Si je ne suis pas aussi énergique aujourd’hui qu’il y a deux semaines, c’est parce que je suis préoccupé par le silence relatif de Joe Biden ces derniers jours. La raison de ce silence est peut-être qu’il veut faire valoir cet argument avec plus de force. Il ne faut pas oublier que Bernie Sanders est encore techniquement dans la course et que la première priorité de Biden est clairement d’essayer de le persuader de se retirer, de convenir d’un prix et de le soutenir. J’imagine que le prix à payer sera un engagement beaucoup plus fort en faveur d’un système de santé universel, contre le capitalisme truqué et peut-être un impôt sur la richesse. Peut-être que le prix de Bernie est trop élevé et qu’ils ne se parleront même pas, je n’ai pas cette information.

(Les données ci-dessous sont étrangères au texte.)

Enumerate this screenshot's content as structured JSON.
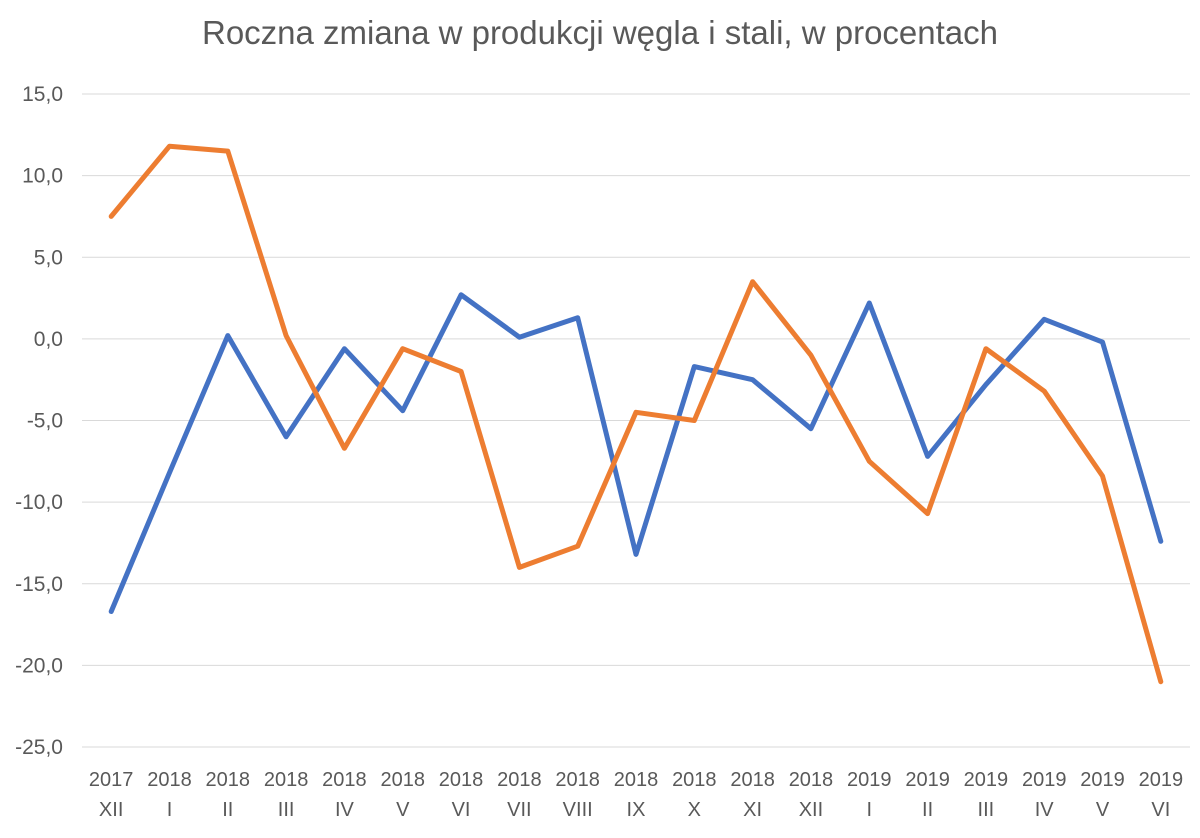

Mais plus la fausse guerre de Sanders contre Biden ou l’impasse virtuelle dure, plus le scénario reste ouvert pour que Trump domine. Que cela vous plaise ou non, Biden contre Trump doit être en mesure de marteler, en utilisant le « moment d’enseignement » que j’ai mentionné plus tôt pour démontrer que les États-Unis sont un pays de seconde classe pour la plupart de ses citoyens. Le reflet qu’il voit lorsqu’il se regarde dans le miroir n’est pas celui de la plus grande nation, du pays le plus riche de la planète. Toute cette rhétorique est comme écouter un prêtre répéter le catéchisme en latin, comme une sorte de rituel. La réalité est que les États-Unis sont un pays de seconde classe à bien des égards : son système de santé, ses infrastructures, la qualité de ses politiques publiques, etc. Et nous avons besoin d’un candidat démocrate pour marteler constamment cette réalité. Un temps précieux est maintenant gaspillé. J’espère que cela va bientôt changer.

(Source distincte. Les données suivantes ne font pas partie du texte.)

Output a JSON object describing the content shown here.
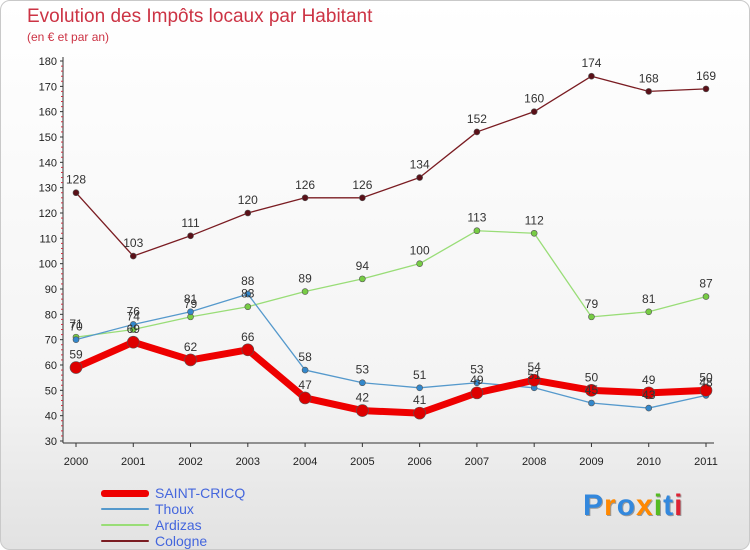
{
  "title": "Evolution des Impôts locaux par Habitant",
  "subtitle": "(en € et par an)",
  "chart_data": {
    "type": "line",
    "title": "Evolution des Impôts locaux par Habitant",
    "subtitle": "(en € et par an)",
    "xlabel": "",
    "ylabel": "",
    "ylim": [
      30,
      180
    ],
    "ytick_step": 10,
    "yticks": [
      "30",
      "40",
      "50",
      "60",
      "70",
      "80",
      "90",
      "100",
      "110",
      "120",
      "130",
      "140",
      "150",
      "160",
      "170",
      "180"
    ],
    "categories": [
      "2000",
      "2001",
      "2002",
      "2003",
      "2004",
      "2005",
      "2006",
      "2007",
      "2008",
      "2009",
      "2010",
      "2011"
    ],
    "grid": false,
    "legend_position": "bottom-left",
    "series": [
      {
        "name": "Cologne",
        "color": "#7a1c22",
        "point_color": "#5a1018",
        "width": 1.3,
        "radius": 3,
        "values": [
          128,
          103,
          111,
          120,
          126,
          126,
          134,
          152,
          160,
          174,
          168,
          169
        ],
        "labels": [
          "128",
          "103",
          "111",
          "120",
          "126",
          "126",
          "134",
          "152",
          "160",
          "174",
          "168",
          "169"
        ]
      },
      {
        "name": "Ardizas",
        "color": "#99dd77",
        "point_color": "#77cc44",
        "width": 1.3,
        "radius": 3,
        "values": [
          71,
          74,
          79,
          83,
          89,
          94,
          100,
          113,
          112,
          79,
          81,
          87
        ],
        "labels": [
          "71",
          "74",
          "79",
          "83",
          "89",
          "94",
          "100",
          "113",
          "112",
          "79",
          "81",
          "87"
        ]
      },
      {
        "name": "Thoux",
        "color": "#5599cc",
        "point_color": "#3388cc",
        "width": 1.3,
        "radius": 3,
        "values": [
          70,
          76,
          81,
          88,
          58,
          53,
          51,
          53,
          51,
          45,
          43,
          48
        ],
        "labels": [
          "70",
          "76",
          "81",
          "88",
          "58",
          "53",
          "51",
          "53",
          "51",
          "45",
          "43",
          "48"
        ]
      },
      {
        "name": "SAINT-CRICQ",
        "color": "#ee0000",
        "point_color": "#dd0000",
        "width": 7,
        "radius": 6,
        "values": [
          59,
          69,
          62,
          66,
          47,
          42,
          41,
          49,
          54,
          50,
          49,
          50
        ],
        "labels": [
          "59",
          "69",
          "62",
          "66",
          "47",
          "42",
          "41",
          "49",
          "54",
          "50",
          "49",
          "50"
        ]
      }
    ]
  },
  "legend": [
    {
      "name": "SAINT-CRICQ",
      "color": "#ee0000",
      "thickness": 7
    },
    {
      "name": "Thoux",
      "color": "#5599cc",
      "thickness": 2
    },
    {
      "name": "Ardizas",
      "color": "#99dd77",
      "thickness": 2
    },
    {
      "name": "Cologne",
      "color": "#7a1c22",
      "thickness": 2
    }
  ],
  "logo": {
    "text": "Proxiti",
    "letters": [
      {
        "char": "P",
        "color": "#3388dd"
      },
      {
        "char": "r",
        "color": "#ff8800"
      },
      {
        "char": "o",
        "color": "#3388dd"
      },
      {
        "char": "x",
        "color": "#ff8800"
      },
      {
        "char": "i",
        "color": "#55bb22"
      },
      {
        "char": "t",
        "color": "#3388dd"
      },
      {
        "char": "i",
        "color": "#dd2233"
      }
    ]
  }
}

H.G. : Faut-il être optimiste ?
E. L. - Je crois que cela peut être l’événement déterminant qui ferme le cycle de la cupidité et du culte de l’égoïsme ; une société dans laquelle la mesure de votre travail est basée uniquement sur votre richesse. Cet égoïsme orgiaque est devenu de plus en plus dominant et s’est transformé en une faillite morale au fur et à mesure qu’il progressait dans la psyché de Reagan. C’est une réalité aujourd’hui, nous avons une sorte de reductio ad absurdum avec Trump et j’espère que c’est le point final de ce clown ridicule.

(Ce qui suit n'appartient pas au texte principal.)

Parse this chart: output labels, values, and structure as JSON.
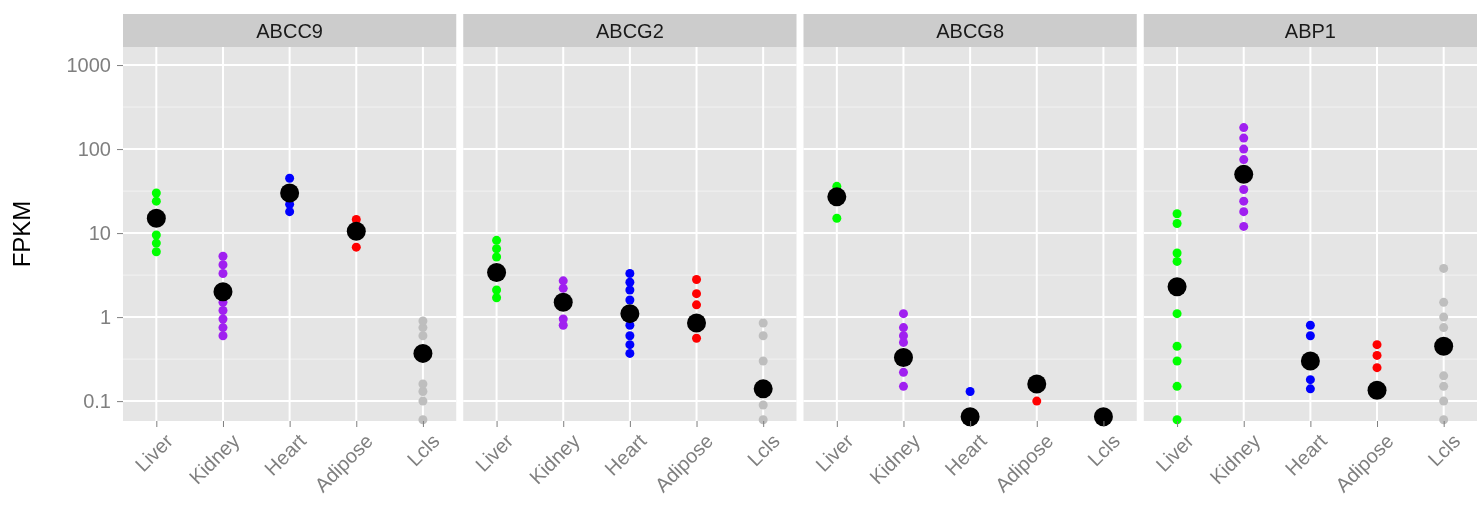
{
  "chart_data": [
    {
      "type": "scatter",
      "title": "ABCC9",
      "ylabel": "FPKM",
      "categories": [
        "Liver",
        "Kidney",
        "Heart",
        "Adipose",
        "Lcls"
      ],
      "log": true,
      "ylim": [
        0.058,
        1640
      ],
      "yticks": [
        0.1,
        1,
        10,
        100,
        1000
      ],
      "grid": true,
      "marker": "circle",
      "series": [
        {
          "color": "#00ff00",
          "x": [
            "Liver",
            "Liver",
            "Liver",
            "Liver",
            "Liver"
          ],
          "values": [
            6,
            7.6,
            9.5,
            24,
            30
          ]
        },
        {
          "color": "#a020f0",
          "x": [
            "Kidney",
            "Kidney",
            "Kidney",
            "Kidney",
            "Kidney",
            "Kidney",
            "Kidney",
            "Kidney"
          ],
          "values": [
            0.6,
            0.75,
            0.95,
            1.2,
            1.5,
            3.3,
            4.2,
            5.3
          ]
        },
        {
          "color": "#0000ff",
          "x": [
            "Heart",
            "Heart",
            "Heart"
          ],
          "values": [
            18,
            22,
            45
          ]
        },
        {
          "color": "#ff0000",
          "x": [
            "Adipose",
            "Adipose"
          ],
          "values": [
            6.8,
            14.5
          ]
        },
        {
          "color": "#bebebe",
          "x": [
            "Lcls",
            "Lcls",
            "Lcls",
            "Lcls",
            "Lcls",
            "Lcls",
            "Lcls"
          ],
          "values": [
            0.06,
            0.1,
            0.13,
            0.16,
            0.6,
            0.75,
            0.9
          ]
        },
        {
          "color": "#000000",
          "x": [
            "Liver",
            "Kidney",
            "Heart",
            "Adipose",
            "Lcls"
          ],
          "values": [
            15,
            2,
            30,
            10.5,
            0.37
          ]
        }
      ]
    },
    {
      "type": "scatter",
      "title": "ABCG2",
      "categories": [
        "Liver",
        "Kidney",
        "Heart",
        "Adipose",
        "Lcls"
      ],
      "log": true,
      "ylim": [
        0.058,
        1640
      ],
      "yticks": [
        0.1,
        1,
        10,
        100,
        1000
      ],
      "tick_labels": "x",
      "grid": true,
      "marker": "circle",
      "series": [
        {
          "color": "#00ff00",
          "x": [
            "Liver",
            "Liver",
            "Liver",
            "Liver",
            "Liver"
          ],
          "values": [
            1.7,
            2.1,
            5.2,
            6.5,
            8.2
          ]
        },
        {
          "color": "#a020f0",
          "x": [
            "Kidney",
            "Kidney",
            "Kidney",
            "Kidney"
          ],
          "values": [
            0.8,
            0.95,
            2.2,
            2.7
          ]
        },
        {
          "color": "#0000ff",
          "x": [
            "Heart",
            "Heart",
            "Heart",
            "Heart",
            "Heart",
            "Heart",
            "Heart",
            "Heart"
          ],
          "values": [
            0.37,
            0.47,
            0.6,
            0.8,
            1.6,
            2.1,
            2.6,
            3.3
          ]
        },
        {
          "color": "#ff0000",
          "x": [
            "Adipose",
            "Adipose",
            "Adipose",
            "Adipose"
          ],
          "values": [
            0.56,
            1.4,
            1.9,
            2.8
          ]
        },
        {
          "color": "#bebebe",
          "x": [
            "Lcls",
            "Lcls",
            "Lcls",
            "Lcls",
            "Lcls"
          ],
          "values": [
            0.06,
            0.09,
            0.3,
            0.6,
            0.85
          ]
        },
        {
          "color": "#000000",
          "x": [
            "Liver",
            "Kidney",
            "Heart",
            "Adipose",
            "Lcls"
          ],
          "values": [
            3.4,
            1.5,
            1.1,
            0.85,
            0.14
          ]
        }
      ]
    },
    {
      "type": "scatter",
      "title": "ABCG8",
      "categories": [
        "Liver",
        "Kidney",
        "Heart",
        "Adipose",
        "Lcls"
      ],
      "log": true,
      "ylim": [
        0.058,
        1640
      ],
      "yticks": [
        0.1,
        1,
        10,
        100,
        1000
      ],
      "tick_labels": "x",
      "grid": true,
      "marker": "circle",
      "series": [
        {
          "color": "#00ff00",
          "x": [
            "Liver",
            "Liver"
          ],
          "values": [
            15,
            36
          ]
        },
        {
          "color": "#a020f0",
          "x": [
            "Kidney",
            "Kidney",
            "Kidney",
            "Kidney",
            "Kidney",
            "Kidney"
          ],
          "values": [
            0.15,
            0.22,
            0.5,
            0.6,
            0.75,
            1.1
          ]
        },
        {
          "color": "#0000ff",
          "x": [
            "Heart"
          ],
          "values": [
            0.13
          ]
        },
        {
          "color": "#ff0000",
          "x": [
            "Adipose"
          ],
          "values": [
            0.1
          ]
        },
        {
          "color": "#000000",
          "x": [
            "Liver",
            "Kidney",
            "Heart",
            "Adipose",
            "Lcls"
          ],
          "values": [
            27,
            0.33,
            0.065,
            0.16,
            0.065
          ]
        }
      ]
    },
    {
      "type": "scatter",
      "title": "ABP1",
      "categories": [
        "Liver",
        "Kidney",
        "Heart",
        "Adipose",
        "Lcls"
      ],
      "log": true,
      "ylim": [
        0.058,
        1640
      ],
      "yticks": [
        0.1,
        1,
        10,
        100,
        1000
      ],
      "tick_labels": "x",
      "grid": true,
      "marker": "circle",
      "series": [
        {
          "color": "#00ff00",
          "x": [
            "Liver",
            "Liver",
            "Liver",
            "Liver",
            "Liver",
            "Liver",
            "Liver",
            "Liver",
            "Liver"
          ],
          "values": [
            0.06,
            0.15,
            0.3,
            0.45,
            1.1,
            4.6,
            5.8,
            13,
            17
          ]
        },
        {
          "color": "#a020f0",
          "x": [
            "Kidney",
            "Kidney",
            "Kidney",
            "Kidney",
            "Kidney",
            "Kidney",
            "Kidney",
            "Kidney"
          ],
          "values": [
            12,
            18,
            24,
            33,
            75,
            100,
            135,
            180
          ]
        },
        {
          "color": "#0000ff",
          "x": [
            "Heart",
            "Heart",
            "Heart",
            "Heart"
          ],
          "values": [
            0.14,
            0.18,
            0.6,
            0.8
          ]
        },
        {
          "color": "#ff0000",
          "x": [
            "Adipose",
            "Adipose",
            "Adipose"
          ],
          "values": [
            0.25,
            0.35,
            0.47
          ]
        },
        {
          "color": "#bebebe",
          "x": [
            "Lcls",
            "Lcls",
            "Lcls",
            "Lcls",
            "Lcls",
            "Lcls",
            "Lcls",
            "Lcls"
          ],
          "values": [
            0.06,
            0.1,
            0.15,
            0.2,
            0.75,
            1,
            1.5,
            3.8
          ]
        },
        {
          "color": "#000000",
          "x": [
            "Liver",
            "Kidney",
            "Heart",
            "Adipose",
            "Lcls"
          ],
          "values": [
            2.3,
            50,
            0.3,
            0.135,
            0.45
          ]
        }
      ]
    }
  ]
}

J’espère également que cela nous enseignera, une fois de plus, la valeur de la solidarité communautaire, le sentiment de camaraderie et le lien entre nous, une sorte de texture réelle dans laquelle la société n’est pas un mot abstrait. C’est quelque chose de réel que nous habitons tous, que le virus dont nous parlons maintenant est capable de faire son chemin depuis le Hampton jusqu’à la partie la plus éloignée du Nouveau Mexique, c’est une menace égalitaire. J’espère donc que ce genre de révélation, sous la forme d’innombrables petites doses, pourra se faire sentir et sensibiliser les gens à ce que nous pouvons faire collectivement face au réchauffement climatique, qui reste la plus grande menace partagée par l’ensemble de l’humanité.